The researchers are using satellites to track sediment concentration at the water's surface, among other variables. They will validate those data using velocity measurements and samples gathered by the Acadiana. In the coming weeks, the floodwaters will subside, and project collaborators will fly a helicopter along the 250 kilometres or so of coastline between the Atchafalaya and Mississippi deltas, landing at regular intervals to take sediment samples and discover where the flood has added or eroded soil. Taken together, these measurements should help to determine which river characteristics can be tuned to build healthy marshes. Independent teams working farther up the river will add detail.

Besides shaping restoration plans, says Mathies, projects such as Falcini's could also help to build support for restoration measures, which will be expensive and could meet resistance from stakeholders such as fishermen and shipping interests. "We need to be able to show people what the returns will be," says Mathies.
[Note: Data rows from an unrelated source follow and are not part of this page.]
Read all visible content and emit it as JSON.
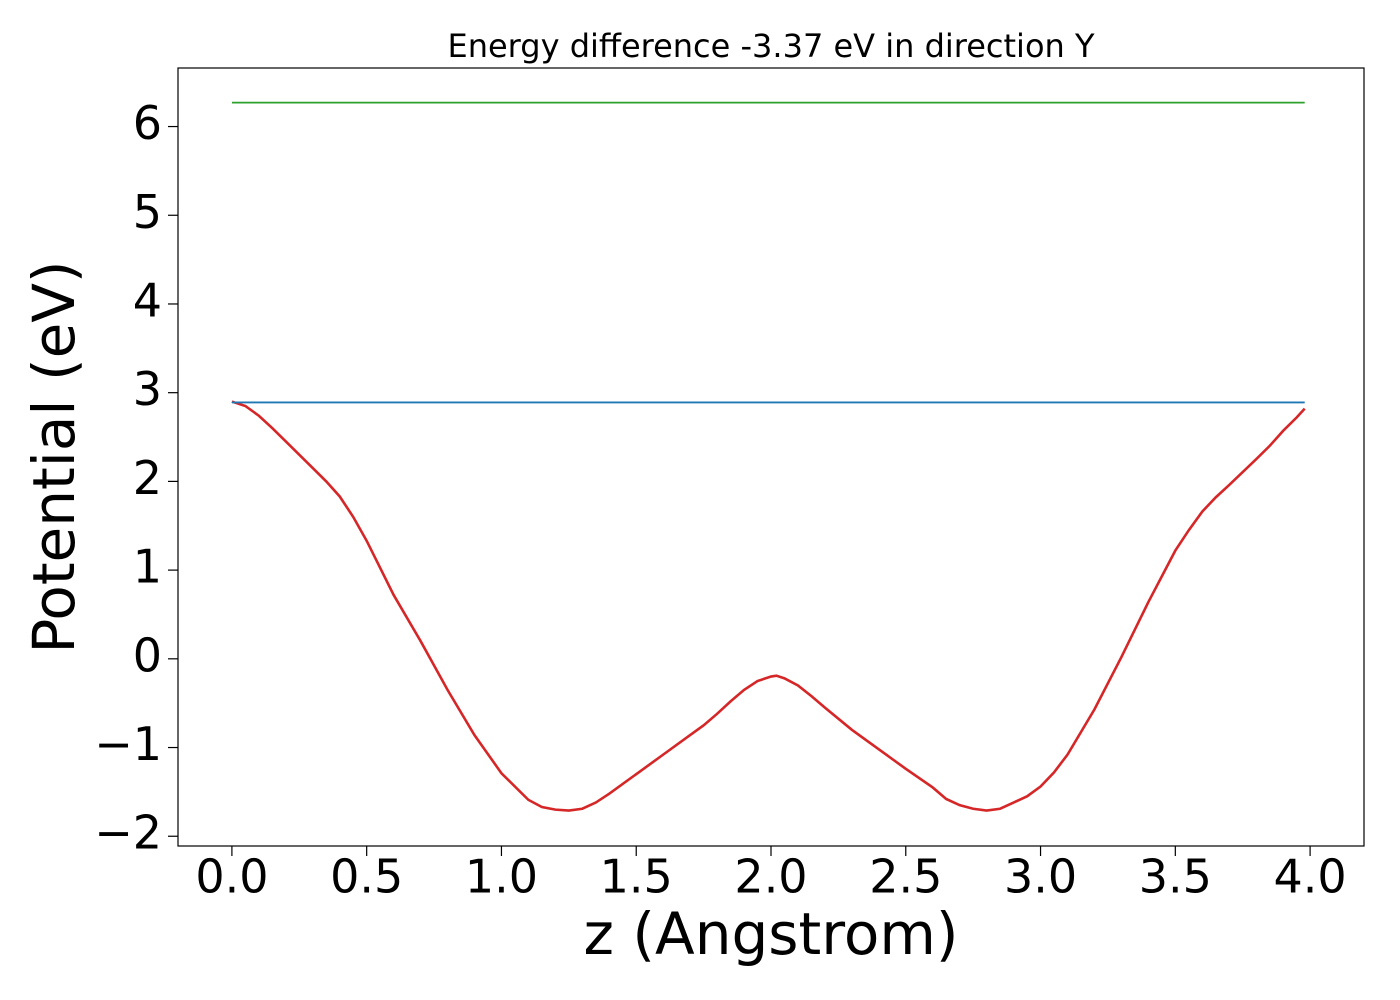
{
  "chart_data": {
    "type": "line",
    "title": "Energy difference -3.37 eV in direction Y",
    "xlabel": "z (Angstrom)",
    "ylabel": "Potential (eV)",
    "xlim": [
      -0.2,
      4.2
    ],
    "ylim": [
      -2.11,
      6.66
    ],
    "xticks": [
      {
        "value": 0,
        "label": "0.0"
      },
      {
        "value": 0.5,
        "label": "0.5"
      },
      {
        "value": 1,
        "label": "1.0"
      },
      {
        "value": 1.5,
        "label": "1.5"
      },
      {
        "value": 2,
        "label": "2.0"
      },
      {
        "value": 2.5,
        "label": "2.5"
      },
      {
        "value": 3,
        "label": "3.0"
      },
      {
        "value": 3.5,
        "label": "3.5"
      },
      {
        "value": 4,
        "label": "4.0"
      }
    ],
    "yticks": [
      {
        "value": -2,
        "label": "−2"
      },
      {
        "value": -1,
        "label": "−1"
      },
      0,
      1,
      2,
      3,
      4,
      5,
      6
    ],
    "grid": false,
    "series": [
      {
        "color": "#d62728",
        "x": [
          0,
          0.05,
          0.1,
          0.15,
          0.2,
          0.3,
          0.35,
          0.4,
          0.45,
          0.5,
          0.6,
          0.7,
          0.8,
          0.9,
          1.0,
          1.05,
          1.1,
          1.15,
          1.2,
          1.25,
          1.3,
          1.35,
          1.4,
          1.5,
          1.6,
          1.7,
          1.75,
          1.8,
          1.85,
          1.9,
          1.95,
          2.0,
          2.02,
          2.05,
          2.1,
          2.15,
          2.2,
          2.3,
          2.4,
          2.5,
          2.6,
          2.65,
          2.7,
          2.75,
          2.8,
          2.85,
          2.9,
          2.95,
          3.0,
          3.05,
          3.1,
          3.2,
          3.3,
          3.4,
          3.5,
          3.55,
          3.6,
          3.65,
          3.7,
          3.8,
          3.85,
          3.9,
          3.95,
          3.98
        ],
        "values": [
          2.9,
          2.85,
          2.74,
          2.6,
          2.45,
          2.15,
          2.0,
          1.83,
          1.6,
          1.33,
          0.72,
          0.2,
          -0.35,
          -0.86,
          -1.29,
          -1.44,
          -1.59,
          -1.67,
          -1.7,
          -1.71,
          -1.69,
          -1.62,
          -1.52,
          -1.3,
          -1.08,
          -0.86,
          -0.75,
          -0.62,
          -0.48,
          -0.35,
          -0.25,
          -0.2,
          -0.19,
          -0.22,
          -0.3,
          -0.42,
          -0.55,
          -0.8,
          -1.02,
          -1.24,
          -1.45,
          -1.58,
          -1.65,
          -1.69,
          -1.71,
          -1.69,
          -1.62,
          -1.55,
          -1.44,
          -1.28,
          -1.08,
          -0.57,
          0.02,
          0.64,
          1.22,
          1.45,
          1.66,
          1.82,
          1.96,
          2.25,
          2.4,
          2.57,
          2.72,
          2.82
        ]
      },
      {
        "color": "#1f77b4",
        "x": [
          0,
          3.98
        ],
        "values": [
          2.89,
          2.89
        ]
      },
      {
        "color": "#2ca02c",
        "x": [
          0,
          3.98
        ],
        "values": [
          6.27,
          6.27
        ]
      }
    ]
  }
}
Louisiana officials have started to take a "generational view" of coastal restoration, accepting that long-term benefits trump short-term interests, says Robert Twilley, a coastal-systems ecologist at the University of Louisiana at Lafayette. The trick to maintaining a healthy coastline is to minimize the damage from floods while maximizing the benefits, he adds. "We need to think how we can reconfigure the river to accomplish both flood control and restoration."